A parlamentar de Mato Grosso do Sul é vice-presidente da CRE (Comissão de Relações Exteriores) no Senado. Assim, defende que o acordo terá desafios e que estes precisam de monitoramento.
Com votos contrários da federação Psol-Rede, o acordo foi aprovado. O deputado Marcos Pereira (Republicanos-SP) relatou a matéria na Câmara. “Que a gente possa gerar emprego e renda, porque é o setor produtivo que gera emprego e renda”, citou o relator após aprovação.
“Finalmente estamos materializando o acordo entre o Mercosul e União Europeia”, disse o presidente da Câmara, deputado Hugo Motta (Republicanos-PB).
Ele lembrou que a Argentina e Uruguai já deram os passos necessários. Agora, o Brasil deve oficializar as tratativas com votação no Senado.
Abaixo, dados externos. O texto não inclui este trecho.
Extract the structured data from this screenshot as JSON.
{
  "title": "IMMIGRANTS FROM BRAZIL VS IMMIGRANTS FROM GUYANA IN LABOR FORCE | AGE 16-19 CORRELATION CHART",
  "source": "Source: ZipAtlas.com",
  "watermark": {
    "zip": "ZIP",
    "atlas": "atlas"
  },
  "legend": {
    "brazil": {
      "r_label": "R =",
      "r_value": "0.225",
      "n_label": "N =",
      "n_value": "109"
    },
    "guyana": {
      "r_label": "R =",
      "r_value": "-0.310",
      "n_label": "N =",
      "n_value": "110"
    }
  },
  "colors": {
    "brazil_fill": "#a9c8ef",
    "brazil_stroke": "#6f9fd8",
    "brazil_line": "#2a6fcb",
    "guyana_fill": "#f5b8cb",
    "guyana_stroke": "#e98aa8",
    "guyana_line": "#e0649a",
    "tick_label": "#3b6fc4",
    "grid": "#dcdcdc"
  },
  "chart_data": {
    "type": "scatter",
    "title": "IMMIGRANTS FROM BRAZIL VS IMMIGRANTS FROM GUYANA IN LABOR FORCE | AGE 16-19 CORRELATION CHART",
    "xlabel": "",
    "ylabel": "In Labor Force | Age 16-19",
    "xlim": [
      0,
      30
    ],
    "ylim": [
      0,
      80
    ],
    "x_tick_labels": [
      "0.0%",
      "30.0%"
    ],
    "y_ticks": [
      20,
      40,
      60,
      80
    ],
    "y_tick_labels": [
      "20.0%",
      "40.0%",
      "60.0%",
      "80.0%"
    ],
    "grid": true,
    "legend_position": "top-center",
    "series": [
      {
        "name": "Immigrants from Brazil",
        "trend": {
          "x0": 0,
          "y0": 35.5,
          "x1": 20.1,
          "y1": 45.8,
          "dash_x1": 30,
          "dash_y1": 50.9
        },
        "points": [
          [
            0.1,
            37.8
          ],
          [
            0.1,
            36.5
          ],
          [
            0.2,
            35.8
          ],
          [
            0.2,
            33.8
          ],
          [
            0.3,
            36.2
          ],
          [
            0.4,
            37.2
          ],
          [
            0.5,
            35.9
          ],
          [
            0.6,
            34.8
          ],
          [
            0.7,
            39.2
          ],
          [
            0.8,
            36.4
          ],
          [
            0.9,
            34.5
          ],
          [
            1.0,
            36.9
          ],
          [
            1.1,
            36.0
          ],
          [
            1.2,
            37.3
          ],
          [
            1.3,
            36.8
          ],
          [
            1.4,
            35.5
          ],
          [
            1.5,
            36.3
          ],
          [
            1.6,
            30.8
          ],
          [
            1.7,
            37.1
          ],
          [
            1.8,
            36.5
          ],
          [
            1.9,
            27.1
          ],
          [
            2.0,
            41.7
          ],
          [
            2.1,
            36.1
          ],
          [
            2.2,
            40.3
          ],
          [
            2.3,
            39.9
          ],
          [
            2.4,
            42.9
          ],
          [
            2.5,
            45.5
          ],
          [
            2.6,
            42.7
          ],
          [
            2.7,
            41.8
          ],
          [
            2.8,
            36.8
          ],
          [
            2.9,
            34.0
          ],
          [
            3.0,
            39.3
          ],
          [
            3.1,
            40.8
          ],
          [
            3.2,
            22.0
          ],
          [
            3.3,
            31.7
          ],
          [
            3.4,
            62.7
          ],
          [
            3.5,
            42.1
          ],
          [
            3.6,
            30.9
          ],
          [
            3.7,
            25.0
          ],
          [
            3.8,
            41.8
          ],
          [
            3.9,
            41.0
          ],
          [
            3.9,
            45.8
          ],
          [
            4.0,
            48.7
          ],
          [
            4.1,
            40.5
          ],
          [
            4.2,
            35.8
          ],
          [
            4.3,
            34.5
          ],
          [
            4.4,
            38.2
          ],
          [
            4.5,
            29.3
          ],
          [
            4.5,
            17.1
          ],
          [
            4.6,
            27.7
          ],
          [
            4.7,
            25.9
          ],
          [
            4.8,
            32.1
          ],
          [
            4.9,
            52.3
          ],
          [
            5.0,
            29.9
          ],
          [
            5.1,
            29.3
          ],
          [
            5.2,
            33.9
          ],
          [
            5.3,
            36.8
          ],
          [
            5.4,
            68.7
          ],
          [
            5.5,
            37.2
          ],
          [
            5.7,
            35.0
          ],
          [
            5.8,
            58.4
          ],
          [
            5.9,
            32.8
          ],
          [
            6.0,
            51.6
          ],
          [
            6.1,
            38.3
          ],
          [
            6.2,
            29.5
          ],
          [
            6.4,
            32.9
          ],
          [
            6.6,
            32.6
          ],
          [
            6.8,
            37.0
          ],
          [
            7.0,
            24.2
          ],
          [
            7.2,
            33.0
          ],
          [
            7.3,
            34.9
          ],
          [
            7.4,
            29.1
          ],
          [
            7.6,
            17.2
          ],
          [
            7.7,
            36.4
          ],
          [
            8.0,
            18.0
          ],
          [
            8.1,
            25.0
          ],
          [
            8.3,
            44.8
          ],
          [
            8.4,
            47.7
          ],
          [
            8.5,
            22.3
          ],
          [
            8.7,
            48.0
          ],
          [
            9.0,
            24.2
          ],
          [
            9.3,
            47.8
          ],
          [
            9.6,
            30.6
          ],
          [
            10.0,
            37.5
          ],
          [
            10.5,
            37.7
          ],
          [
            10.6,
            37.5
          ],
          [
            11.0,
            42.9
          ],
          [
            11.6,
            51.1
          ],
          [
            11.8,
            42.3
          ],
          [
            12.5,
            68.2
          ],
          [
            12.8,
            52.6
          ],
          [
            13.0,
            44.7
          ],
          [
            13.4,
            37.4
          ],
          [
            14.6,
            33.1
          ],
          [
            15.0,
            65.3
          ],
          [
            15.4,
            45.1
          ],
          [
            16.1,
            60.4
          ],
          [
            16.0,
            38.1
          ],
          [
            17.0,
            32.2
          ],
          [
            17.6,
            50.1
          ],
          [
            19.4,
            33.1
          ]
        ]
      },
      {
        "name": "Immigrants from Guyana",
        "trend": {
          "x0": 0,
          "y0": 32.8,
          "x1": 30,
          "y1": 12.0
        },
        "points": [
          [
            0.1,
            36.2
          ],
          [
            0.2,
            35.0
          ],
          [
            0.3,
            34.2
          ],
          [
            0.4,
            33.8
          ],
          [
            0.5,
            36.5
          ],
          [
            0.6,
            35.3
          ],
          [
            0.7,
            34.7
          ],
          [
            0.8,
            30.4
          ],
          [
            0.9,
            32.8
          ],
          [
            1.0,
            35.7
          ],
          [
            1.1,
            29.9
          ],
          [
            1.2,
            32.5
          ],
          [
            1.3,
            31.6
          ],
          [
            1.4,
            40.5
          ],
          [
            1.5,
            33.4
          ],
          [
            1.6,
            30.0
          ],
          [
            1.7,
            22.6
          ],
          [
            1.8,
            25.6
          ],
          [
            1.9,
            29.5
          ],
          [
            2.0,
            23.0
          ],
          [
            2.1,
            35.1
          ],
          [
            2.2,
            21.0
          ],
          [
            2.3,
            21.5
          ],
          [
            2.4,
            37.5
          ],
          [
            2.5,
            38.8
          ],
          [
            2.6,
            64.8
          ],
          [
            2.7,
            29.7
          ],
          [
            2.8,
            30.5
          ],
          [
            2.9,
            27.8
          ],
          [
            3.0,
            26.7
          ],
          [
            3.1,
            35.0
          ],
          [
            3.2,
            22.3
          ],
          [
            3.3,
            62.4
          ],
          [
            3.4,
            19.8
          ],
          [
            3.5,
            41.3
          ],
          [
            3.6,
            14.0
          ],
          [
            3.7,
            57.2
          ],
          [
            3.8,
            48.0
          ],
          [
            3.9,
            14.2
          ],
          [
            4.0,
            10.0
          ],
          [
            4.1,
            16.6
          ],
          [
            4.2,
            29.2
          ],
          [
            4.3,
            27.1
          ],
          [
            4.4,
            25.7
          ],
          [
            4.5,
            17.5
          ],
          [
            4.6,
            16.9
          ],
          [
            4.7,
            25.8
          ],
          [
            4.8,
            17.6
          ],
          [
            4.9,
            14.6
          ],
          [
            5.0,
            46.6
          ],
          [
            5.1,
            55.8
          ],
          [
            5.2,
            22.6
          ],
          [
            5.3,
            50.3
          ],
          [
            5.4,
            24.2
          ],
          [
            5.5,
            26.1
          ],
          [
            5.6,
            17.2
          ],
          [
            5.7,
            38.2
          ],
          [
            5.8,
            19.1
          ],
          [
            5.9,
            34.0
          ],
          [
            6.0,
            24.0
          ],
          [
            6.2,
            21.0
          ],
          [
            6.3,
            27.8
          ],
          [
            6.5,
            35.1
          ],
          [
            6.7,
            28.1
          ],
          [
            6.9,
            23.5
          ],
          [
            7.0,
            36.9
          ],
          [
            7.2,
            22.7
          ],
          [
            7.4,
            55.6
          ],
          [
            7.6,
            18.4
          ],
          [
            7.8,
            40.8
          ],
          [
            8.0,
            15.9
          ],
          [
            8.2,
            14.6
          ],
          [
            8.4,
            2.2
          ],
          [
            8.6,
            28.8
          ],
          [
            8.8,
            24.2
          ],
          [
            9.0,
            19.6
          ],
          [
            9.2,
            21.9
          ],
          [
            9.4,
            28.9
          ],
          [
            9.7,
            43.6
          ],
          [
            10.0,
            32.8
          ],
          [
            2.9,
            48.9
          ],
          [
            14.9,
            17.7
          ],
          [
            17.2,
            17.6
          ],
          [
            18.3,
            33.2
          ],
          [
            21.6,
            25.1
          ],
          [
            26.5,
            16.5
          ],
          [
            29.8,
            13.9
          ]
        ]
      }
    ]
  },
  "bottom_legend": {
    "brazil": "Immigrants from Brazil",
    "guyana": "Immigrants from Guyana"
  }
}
Relatora no Senado aponta desafios
A senadora Tereza Cristina (PP) destacou que os desafios do acordo Mercosul-UE devem ser monitorados. Isso porque o tratado avançou na tramitação no Brasil e deve chegar ao Congresso Nacional após aprovação no Parlasul.
“O Acordo vai ser aprovado, trará avanços, mas também desafios para o nosso agro e a nossa indústria. Desafios esses que precisam ser monitorados”, disse a senadora por Mato Grosso do Sul.
Apesar disso, a parlamentar destacou que a aprovação deve ser comemorada. “Mas não tenho dúvidas de que é muito importante celebrar finalmente este tratado num momento em que impera no mundo o protecionismo”, completou.
Vale lembrar que Tereza Cristina participou do fechamento do acordo comercial em Bruxelas, em 2019. Na época, Tereza atuava como ministra da Agricultura no governo de Jair Bolsonaro (PL).